Hazle et al. (1991) used MRS to follow the time course of ethanol-induced liver steatosis in rats. Spectra were acquired without respiratory triggering, and lipid signal was normalized to signal from an external reference sample. Correlation between MRS normalized lipid signal and biochemically determined lipids was moderate (r = 0.52). Ling and Brauer (1992) used respiratory-triggered MRS to examine the same model and were able to show that a 5.5-fold increase in lipid signal on treatment was matched by ex vivo analysis although a correlation coefficient was not given. Szczepaniak et al. (1999) used two animal models to show a close correlation between hepatic triglyceride measured by in vivo MRS and liver biopsy (r = 0.93). These researchers converted the MRS fat–water signal ratio to micromoles triglyceride/gram wet tissue by correcting for NMR relaxation and triglyceride proton density relative to water. Daubioul et al. (2002) used non-triggered localized MRS to show a reduction in hepatic steatosis in Zucker rats fed a dietary supplement with non-digestible carbohydrates. The spectra presented showed artifacts consistent with respiratory motion during acquisition. Hockings et al. (2003a) measured the MRS fat–water ratio in the livers of Zucker rats. They found a good correlation between MRS fat–water ratio and the fractional volume of intrahepatic fat determined by histology (r = 0.89) and were able to show that rosiglitazone treatment reduced liver fat content. Kuhlmann et al. (2003) reported similar findings in Zucker diabetic rats treated with rosiglitazone. Liver lipid levels in mice were examined by Garbow et al. (2004b). They reported that respiratory-triggered acquisition of spectra was important to remove the deleterious effects of respiratory motion and that the variation in MRS lipid content across the liver was typically less than 10%. The correlation coefficient between in vivo MRS and ex vivo wet chemistry lipid measurements was 0.95. Zhang et al. (2004) reported the use of a respiratory-triggered 3D three-point Dixon MRI method to determine liver fat–water ratio in rats treated with a microsomal transfer protein inhibitor known to produce hepatic steatosis. They reported a high level of reproducibility in in vivo measurements and were able to detect drug-induced steatosis, but the correlation coefficient against liver triglyceride and information on spatial inhomogeneity of lipid accumulation in the liver were not given.

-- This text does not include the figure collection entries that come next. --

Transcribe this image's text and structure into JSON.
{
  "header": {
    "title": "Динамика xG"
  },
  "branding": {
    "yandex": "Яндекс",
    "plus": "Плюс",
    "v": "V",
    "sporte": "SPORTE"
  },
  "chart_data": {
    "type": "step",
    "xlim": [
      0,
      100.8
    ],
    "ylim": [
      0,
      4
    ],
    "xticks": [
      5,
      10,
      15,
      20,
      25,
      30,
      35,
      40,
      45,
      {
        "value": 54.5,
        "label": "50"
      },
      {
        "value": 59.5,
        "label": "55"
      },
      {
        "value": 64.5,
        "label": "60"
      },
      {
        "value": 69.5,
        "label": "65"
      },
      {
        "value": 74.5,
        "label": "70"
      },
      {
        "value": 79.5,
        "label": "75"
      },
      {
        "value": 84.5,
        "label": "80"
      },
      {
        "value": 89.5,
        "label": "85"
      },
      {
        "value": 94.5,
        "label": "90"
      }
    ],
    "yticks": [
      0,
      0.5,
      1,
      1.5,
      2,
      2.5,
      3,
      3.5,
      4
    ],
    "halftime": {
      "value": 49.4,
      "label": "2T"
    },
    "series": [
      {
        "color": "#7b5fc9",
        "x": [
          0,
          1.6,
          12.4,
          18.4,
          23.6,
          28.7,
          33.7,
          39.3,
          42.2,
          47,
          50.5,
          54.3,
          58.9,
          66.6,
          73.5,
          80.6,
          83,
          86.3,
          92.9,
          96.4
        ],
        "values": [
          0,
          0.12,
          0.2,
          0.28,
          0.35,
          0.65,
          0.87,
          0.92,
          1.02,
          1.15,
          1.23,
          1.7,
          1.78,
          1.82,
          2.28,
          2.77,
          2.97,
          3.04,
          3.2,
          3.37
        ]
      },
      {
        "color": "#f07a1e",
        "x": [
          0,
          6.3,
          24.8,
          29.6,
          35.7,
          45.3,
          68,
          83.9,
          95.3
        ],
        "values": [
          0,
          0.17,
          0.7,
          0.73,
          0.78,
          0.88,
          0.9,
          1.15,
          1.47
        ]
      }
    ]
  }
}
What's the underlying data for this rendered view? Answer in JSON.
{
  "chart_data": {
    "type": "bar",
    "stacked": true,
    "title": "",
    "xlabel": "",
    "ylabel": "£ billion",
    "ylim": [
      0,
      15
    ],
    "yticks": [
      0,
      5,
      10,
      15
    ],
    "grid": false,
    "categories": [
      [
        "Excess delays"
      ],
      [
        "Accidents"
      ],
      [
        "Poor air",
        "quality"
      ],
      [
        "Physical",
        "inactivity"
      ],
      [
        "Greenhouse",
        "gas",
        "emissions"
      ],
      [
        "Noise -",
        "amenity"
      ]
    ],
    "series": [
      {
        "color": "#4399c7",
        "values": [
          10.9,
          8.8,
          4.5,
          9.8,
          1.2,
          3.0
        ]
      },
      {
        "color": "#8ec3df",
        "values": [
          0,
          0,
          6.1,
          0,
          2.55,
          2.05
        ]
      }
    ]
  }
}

CRITICAL ASSESSMENT OF THE METHOD

A number of both clinical and preclinical studies have shown a robust correlation between liver fat–water signal ratio measured by in vivo–localized MRS and ex vivo analysis. Most groups have used a short echo time PRESS sequence with respiratory triggering to reduce motion artifacts and water as an internal standard. Both liver biopsy and single-voxel localized MRS are hampered by sampling errors if fatty infiltrations are inhomogeneously distributed in the liver. In the clinical setting, alternative MRI or spectroscopic imaging techniques have been used to measure lipid content across the entire liver where there is a risk of fatty infiltrations. Preclinically, Ling and Brauer (1992) have shown that fat is distributed homogeneously throughout the liver in rats with ethanol-induced hepatic steatosis, and Garbow et al. (2004b) reported similar findings for wild-type and two transgenic strains of mice on low-fat or high-fat diets. Most researchers avoided the problem of potential inhomogeneous lipid distribution by selecting one region of the liver and always returning to the same region in serial time-point studies. For preclinical studies, it is clearly possible to kill groups of animals at each time point, but particularly when the within group variability is large in comparison to the measurement precision, the introduction of a noninvasive technology can result in a dramatic sparing of animals.